The Dandy Lion exhibit in Harlem got me thinking. The fellas photographed are PHLY! And anyone who saw them on the street would turn their head - man or woman. Any time I see a man looking that phly, I let 'em know.
"Excuse me, Sir. I just wanted you to know you look amazing today."
"Excuse me. I just wanted to tell you that that color looks great on you."
"Brothaaaaa (gotta hold the "a" based on just how good they look), you are working that hat."
"If no one told you today, you are gorgeous."
"Let me be the first to say that you smell like heaven."
"You have the best smile. Share that with more folks today, 'kay?"
"If your walk says anything about you, it tells the world you are The Balm!"
My girl said she tells fellas, "Keep your head high, brotha!"
That works.
These may sound like lines. But I have honestly said each of them as they came to me at random moments. I look for things to say to strangers - male and female - everyday. It makes me feel like I am demonstrating my gratitude for all of the brilliantly miraculous details God has given us to acknowledge the millions or billions of years of work that went into that man rocking that fedora just so.
In 2007, the Fastgirls did a 40-Day Challenge where our aim was to find men for our friends. In this challenge we listened to what our sisters were looking for and then attempted to find suitors for them, with the culminating test being who could bring the most "potentials" to Kwanzaa celebrations. (It was hilarious!) We kept scores based on how many smiles we dished out, how many winks (that was a BIG score), how many conversations we had, and how many numbers we got. You couldn't count any men you'd slept with or went on a date with because it meant he'd then be off limits for the ladies. We may have even deducted points... Can't remember. But getting on those calls during the 40-Day Challenge was so much fun. Hearing about winks to bus drivers and the train conductor as they were taking off! We laughed more during that challenge than in any other. And there were PLENTY of men that Kwanzaa. *wipes brow*
So I took a poll asking men: How many days a week (on avg) would you say you get complimented based on appearance and/or personality?

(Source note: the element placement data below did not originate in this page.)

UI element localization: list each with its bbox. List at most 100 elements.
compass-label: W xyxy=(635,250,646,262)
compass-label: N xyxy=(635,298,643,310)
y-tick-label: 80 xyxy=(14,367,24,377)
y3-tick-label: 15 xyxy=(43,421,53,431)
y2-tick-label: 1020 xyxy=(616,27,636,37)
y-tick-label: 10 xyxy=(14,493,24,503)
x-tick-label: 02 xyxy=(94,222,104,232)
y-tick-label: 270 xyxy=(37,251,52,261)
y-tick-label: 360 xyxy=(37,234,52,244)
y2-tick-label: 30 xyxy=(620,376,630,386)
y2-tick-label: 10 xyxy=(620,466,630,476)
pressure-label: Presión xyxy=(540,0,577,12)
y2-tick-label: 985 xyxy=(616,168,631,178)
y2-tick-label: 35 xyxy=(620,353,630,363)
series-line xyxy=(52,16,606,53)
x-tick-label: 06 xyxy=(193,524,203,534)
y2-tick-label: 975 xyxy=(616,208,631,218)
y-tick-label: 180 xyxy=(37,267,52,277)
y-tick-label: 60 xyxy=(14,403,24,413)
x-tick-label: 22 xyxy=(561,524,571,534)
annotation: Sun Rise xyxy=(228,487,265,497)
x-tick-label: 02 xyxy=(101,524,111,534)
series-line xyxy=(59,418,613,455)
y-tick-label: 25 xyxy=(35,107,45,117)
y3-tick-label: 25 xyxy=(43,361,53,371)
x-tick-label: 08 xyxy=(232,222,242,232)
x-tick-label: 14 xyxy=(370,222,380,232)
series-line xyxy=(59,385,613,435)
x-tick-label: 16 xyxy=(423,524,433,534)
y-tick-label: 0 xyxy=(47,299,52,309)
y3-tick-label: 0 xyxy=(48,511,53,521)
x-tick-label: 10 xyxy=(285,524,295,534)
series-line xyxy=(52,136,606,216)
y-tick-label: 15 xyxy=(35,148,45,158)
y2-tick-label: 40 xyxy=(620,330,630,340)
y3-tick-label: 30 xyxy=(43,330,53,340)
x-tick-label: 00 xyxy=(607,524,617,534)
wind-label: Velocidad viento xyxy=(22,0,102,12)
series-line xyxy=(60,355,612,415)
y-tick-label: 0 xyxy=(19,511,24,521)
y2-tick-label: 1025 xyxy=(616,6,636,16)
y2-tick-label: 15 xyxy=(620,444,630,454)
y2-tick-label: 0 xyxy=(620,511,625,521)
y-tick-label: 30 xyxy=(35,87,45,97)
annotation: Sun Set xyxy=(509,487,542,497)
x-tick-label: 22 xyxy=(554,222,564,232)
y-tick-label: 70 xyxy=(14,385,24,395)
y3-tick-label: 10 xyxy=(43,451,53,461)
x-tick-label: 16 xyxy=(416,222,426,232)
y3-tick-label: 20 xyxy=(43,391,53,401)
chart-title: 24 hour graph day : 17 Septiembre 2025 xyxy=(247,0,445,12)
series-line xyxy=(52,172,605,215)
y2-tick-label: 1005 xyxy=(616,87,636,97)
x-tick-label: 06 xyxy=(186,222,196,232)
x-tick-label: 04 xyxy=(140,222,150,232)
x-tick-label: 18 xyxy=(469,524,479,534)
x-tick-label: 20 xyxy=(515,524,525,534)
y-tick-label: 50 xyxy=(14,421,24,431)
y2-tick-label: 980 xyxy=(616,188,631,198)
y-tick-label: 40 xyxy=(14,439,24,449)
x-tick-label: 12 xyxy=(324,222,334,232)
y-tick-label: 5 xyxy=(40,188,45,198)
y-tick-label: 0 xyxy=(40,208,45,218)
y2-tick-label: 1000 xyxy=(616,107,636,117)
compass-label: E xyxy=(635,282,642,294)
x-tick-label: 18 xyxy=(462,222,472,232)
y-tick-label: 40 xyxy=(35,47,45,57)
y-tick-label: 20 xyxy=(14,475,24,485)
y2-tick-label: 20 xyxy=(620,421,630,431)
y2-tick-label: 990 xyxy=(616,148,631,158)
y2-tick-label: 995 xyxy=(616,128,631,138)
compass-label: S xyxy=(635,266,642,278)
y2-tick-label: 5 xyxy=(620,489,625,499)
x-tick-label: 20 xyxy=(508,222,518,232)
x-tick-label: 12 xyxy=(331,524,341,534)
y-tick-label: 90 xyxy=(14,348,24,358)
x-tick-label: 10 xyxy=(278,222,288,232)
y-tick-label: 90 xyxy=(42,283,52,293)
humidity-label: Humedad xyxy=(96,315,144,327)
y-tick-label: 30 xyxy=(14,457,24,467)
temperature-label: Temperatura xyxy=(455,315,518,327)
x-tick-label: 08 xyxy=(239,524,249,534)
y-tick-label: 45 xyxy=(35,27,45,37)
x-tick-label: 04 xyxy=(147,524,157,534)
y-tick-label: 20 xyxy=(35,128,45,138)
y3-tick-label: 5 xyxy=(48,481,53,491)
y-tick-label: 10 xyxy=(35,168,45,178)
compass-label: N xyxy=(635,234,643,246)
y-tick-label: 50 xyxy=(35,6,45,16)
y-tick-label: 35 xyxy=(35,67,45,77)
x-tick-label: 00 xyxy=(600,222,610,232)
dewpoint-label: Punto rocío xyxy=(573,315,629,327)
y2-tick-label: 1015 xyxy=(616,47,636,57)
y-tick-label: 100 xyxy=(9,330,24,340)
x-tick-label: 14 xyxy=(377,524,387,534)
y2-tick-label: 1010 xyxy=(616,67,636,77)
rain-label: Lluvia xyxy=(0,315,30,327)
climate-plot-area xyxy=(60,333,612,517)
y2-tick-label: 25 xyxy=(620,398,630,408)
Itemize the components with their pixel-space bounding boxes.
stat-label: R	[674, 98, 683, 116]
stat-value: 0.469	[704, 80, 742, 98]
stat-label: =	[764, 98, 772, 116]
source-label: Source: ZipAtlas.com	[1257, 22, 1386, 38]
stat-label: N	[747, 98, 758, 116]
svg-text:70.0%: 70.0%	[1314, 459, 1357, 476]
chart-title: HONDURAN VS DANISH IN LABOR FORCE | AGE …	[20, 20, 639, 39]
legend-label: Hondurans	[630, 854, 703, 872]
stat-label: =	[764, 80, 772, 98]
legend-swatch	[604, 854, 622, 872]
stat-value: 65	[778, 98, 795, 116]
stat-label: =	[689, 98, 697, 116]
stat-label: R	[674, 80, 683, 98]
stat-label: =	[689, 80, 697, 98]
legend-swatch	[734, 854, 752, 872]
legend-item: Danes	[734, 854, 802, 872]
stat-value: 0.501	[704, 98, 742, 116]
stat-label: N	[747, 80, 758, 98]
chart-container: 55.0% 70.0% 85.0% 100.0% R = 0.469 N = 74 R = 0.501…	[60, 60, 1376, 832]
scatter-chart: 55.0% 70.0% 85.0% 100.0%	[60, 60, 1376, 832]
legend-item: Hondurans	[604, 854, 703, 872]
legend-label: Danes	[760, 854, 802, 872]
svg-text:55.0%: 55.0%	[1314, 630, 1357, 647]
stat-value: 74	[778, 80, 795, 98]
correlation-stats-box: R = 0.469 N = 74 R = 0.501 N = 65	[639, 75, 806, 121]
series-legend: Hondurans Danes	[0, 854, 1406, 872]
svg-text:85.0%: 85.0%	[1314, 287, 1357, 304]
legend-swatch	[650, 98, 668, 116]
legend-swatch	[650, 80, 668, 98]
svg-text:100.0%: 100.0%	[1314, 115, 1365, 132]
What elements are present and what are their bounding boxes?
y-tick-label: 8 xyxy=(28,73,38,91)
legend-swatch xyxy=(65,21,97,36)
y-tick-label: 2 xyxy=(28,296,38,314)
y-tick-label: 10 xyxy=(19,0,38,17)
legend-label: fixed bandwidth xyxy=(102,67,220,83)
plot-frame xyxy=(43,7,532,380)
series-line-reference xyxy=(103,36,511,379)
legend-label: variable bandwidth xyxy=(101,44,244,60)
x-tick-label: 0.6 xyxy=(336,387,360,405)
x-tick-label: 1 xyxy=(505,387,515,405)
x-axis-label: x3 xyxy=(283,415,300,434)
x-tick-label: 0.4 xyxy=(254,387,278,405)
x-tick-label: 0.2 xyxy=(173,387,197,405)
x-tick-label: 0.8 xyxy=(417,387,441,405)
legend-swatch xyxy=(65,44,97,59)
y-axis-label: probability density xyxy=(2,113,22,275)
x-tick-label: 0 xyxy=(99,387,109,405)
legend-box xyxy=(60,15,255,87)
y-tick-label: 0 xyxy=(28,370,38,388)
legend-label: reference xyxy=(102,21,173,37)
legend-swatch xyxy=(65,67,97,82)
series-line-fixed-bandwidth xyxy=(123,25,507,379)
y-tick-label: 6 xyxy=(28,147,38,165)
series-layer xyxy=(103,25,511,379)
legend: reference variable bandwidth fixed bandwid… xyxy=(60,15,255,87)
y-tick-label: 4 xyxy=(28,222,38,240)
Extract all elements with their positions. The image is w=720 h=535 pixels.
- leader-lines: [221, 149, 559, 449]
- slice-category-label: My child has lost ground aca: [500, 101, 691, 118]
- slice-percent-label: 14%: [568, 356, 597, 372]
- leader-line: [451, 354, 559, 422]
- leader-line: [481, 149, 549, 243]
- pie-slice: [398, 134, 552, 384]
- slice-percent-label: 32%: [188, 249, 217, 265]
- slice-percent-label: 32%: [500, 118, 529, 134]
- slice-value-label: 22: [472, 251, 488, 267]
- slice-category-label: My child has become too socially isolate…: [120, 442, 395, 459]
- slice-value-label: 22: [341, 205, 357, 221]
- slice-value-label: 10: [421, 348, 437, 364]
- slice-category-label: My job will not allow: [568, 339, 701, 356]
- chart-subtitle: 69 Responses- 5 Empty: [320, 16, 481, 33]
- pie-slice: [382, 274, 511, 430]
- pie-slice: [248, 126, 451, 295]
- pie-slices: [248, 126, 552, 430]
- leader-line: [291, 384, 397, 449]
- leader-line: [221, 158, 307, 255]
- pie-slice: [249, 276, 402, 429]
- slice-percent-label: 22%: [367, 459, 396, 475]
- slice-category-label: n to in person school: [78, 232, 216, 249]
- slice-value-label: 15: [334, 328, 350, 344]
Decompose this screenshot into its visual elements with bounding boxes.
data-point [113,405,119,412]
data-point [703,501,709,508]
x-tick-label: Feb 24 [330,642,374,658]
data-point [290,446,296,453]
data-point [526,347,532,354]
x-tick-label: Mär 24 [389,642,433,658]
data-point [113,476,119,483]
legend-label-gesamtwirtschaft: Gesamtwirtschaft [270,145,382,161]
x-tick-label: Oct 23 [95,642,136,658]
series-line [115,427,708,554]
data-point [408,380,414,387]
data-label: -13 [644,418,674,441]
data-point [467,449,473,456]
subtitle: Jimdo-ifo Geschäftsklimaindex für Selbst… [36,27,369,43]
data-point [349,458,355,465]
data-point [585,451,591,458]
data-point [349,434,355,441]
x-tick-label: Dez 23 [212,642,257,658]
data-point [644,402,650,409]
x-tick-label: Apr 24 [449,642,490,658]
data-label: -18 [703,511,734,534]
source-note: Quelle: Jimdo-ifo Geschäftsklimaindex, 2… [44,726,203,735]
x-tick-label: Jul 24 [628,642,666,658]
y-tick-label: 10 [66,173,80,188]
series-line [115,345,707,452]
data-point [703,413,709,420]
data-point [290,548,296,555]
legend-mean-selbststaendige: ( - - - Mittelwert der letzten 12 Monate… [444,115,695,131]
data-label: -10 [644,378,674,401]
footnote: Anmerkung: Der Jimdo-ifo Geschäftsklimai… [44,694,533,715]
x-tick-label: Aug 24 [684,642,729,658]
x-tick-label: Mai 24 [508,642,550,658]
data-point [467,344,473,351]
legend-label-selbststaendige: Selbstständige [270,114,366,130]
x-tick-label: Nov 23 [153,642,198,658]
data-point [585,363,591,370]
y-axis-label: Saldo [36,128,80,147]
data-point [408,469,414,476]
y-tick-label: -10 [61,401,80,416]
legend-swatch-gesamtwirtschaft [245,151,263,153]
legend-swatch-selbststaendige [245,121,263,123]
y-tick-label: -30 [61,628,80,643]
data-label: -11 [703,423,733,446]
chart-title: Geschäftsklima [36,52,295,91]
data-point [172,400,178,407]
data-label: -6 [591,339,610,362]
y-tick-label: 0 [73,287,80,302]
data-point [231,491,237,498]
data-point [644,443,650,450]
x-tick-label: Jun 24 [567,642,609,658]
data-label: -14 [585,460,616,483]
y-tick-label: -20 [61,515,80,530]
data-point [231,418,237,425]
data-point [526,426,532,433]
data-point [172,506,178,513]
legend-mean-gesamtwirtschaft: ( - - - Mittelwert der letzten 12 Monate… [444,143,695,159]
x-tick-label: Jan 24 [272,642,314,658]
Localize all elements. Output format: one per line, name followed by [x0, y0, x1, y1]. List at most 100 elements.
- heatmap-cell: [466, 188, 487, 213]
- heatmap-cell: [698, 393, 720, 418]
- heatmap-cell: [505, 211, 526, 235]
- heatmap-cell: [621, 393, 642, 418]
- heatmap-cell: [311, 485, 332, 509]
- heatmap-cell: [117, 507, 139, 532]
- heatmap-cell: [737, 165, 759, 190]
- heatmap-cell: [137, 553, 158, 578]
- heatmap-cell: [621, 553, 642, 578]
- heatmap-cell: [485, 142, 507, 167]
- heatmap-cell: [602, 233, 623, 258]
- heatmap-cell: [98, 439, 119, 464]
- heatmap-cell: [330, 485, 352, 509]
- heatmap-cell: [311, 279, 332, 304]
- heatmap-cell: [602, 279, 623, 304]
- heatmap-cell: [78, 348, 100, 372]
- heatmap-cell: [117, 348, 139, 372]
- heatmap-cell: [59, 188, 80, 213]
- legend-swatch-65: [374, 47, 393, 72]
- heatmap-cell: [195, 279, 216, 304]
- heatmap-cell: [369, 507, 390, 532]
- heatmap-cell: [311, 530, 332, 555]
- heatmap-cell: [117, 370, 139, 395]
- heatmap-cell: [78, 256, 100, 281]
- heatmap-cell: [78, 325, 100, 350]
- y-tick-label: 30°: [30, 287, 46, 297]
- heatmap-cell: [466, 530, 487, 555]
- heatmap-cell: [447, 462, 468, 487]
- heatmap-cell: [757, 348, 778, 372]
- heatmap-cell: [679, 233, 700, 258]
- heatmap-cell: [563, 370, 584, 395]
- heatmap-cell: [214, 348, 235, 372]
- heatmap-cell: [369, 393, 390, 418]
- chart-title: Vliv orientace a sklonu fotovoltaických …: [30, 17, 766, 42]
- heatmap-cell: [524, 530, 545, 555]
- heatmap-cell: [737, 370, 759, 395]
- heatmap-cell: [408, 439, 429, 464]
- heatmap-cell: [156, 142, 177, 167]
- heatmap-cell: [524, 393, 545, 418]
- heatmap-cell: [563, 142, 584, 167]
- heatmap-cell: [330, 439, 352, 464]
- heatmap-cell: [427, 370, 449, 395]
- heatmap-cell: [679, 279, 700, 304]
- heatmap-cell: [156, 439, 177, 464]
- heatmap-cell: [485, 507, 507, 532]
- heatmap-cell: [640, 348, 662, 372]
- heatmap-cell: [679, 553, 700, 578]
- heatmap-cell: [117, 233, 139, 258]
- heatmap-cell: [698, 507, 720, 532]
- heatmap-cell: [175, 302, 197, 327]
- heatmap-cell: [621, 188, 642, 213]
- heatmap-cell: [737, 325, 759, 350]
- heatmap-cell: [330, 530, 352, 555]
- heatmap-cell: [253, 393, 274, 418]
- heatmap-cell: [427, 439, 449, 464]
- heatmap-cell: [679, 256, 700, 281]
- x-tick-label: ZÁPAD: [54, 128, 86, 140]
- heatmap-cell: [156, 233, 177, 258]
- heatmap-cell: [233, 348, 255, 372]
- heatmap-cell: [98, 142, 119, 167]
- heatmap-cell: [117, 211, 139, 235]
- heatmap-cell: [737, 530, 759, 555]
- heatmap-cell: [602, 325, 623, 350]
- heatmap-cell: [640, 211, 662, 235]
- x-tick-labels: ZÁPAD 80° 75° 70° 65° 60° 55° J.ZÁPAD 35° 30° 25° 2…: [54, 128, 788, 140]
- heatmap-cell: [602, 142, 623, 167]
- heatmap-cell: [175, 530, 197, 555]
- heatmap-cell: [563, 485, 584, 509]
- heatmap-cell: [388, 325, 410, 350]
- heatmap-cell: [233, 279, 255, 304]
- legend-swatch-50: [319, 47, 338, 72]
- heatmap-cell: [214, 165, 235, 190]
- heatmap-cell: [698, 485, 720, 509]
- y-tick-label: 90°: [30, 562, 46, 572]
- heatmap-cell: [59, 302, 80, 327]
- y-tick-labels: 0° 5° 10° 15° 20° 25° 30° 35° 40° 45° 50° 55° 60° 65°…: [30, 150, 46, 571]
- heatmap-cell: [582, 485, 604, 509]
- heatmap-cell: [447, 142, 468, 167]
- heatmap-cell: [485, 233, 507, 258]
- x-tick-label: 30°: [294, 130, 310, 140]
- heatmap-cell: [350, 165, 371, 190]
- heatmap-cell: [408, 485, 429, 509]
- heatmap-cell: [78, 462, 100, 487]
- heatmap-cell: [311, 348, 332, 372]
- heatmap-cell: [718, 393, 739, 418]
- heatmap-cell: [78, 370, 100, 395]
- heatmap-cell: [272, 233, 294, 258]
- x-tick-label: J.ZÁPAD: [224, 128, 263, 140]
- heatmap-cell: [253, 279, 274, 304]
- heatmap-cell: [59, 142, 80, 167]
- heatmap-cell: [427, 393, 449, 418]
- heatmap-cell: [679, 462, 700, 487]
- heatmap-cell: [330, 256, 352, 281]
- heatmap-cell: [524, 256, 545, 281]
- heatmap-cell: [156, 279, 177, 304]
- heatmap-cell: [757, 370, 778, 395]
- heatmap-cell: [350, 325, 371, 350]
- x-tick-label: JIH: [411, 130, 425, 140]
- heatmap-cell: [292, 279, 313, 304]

Out of 21 men polled, the average number of days they receive compliments is (drumroll here)....THREE! With seven days in a week, to receive a compliment three of those days, to me, is a travesty. Ladies, we have to do better. Open your mouths and verbally acknowledge the fellas.
And if you find that you don't find men to compliment, I argue you are blind to the wonder and awe of the Universe. Find a man with a fresh cut and shout him out. Find a man who's well put together and tell him so. Find a man whose spirit enlivens the room and tell him to his face. Find a man whose voice makes your knees buckle, take a deep breath, and ... text him! lol
Get in the habit of finding something special about every person you meet, and practice telling them so. You'll find your life is that much more full.
I posted on FB that today was Compliment the Fellas Day. My favorite compliment I gave went out to the much older Asian man who fixed my sewing machine. "You know you're The Balm, right? You da man, man! You're masterful. And your smile ain't half bad either." He didn't know what to say. He just kept smiling.
So... I'm extending Compliment the Fellas Day to... Everyday!
Thank yous to Bonafide, Andrew, Derek, Q, JonDeus, Diallo, Mike, Chris, Deka, Divine, David, the other Derek, Mikey, Caprise, Born, Quincy, Kazi, Mark, Derick, George, and Russell.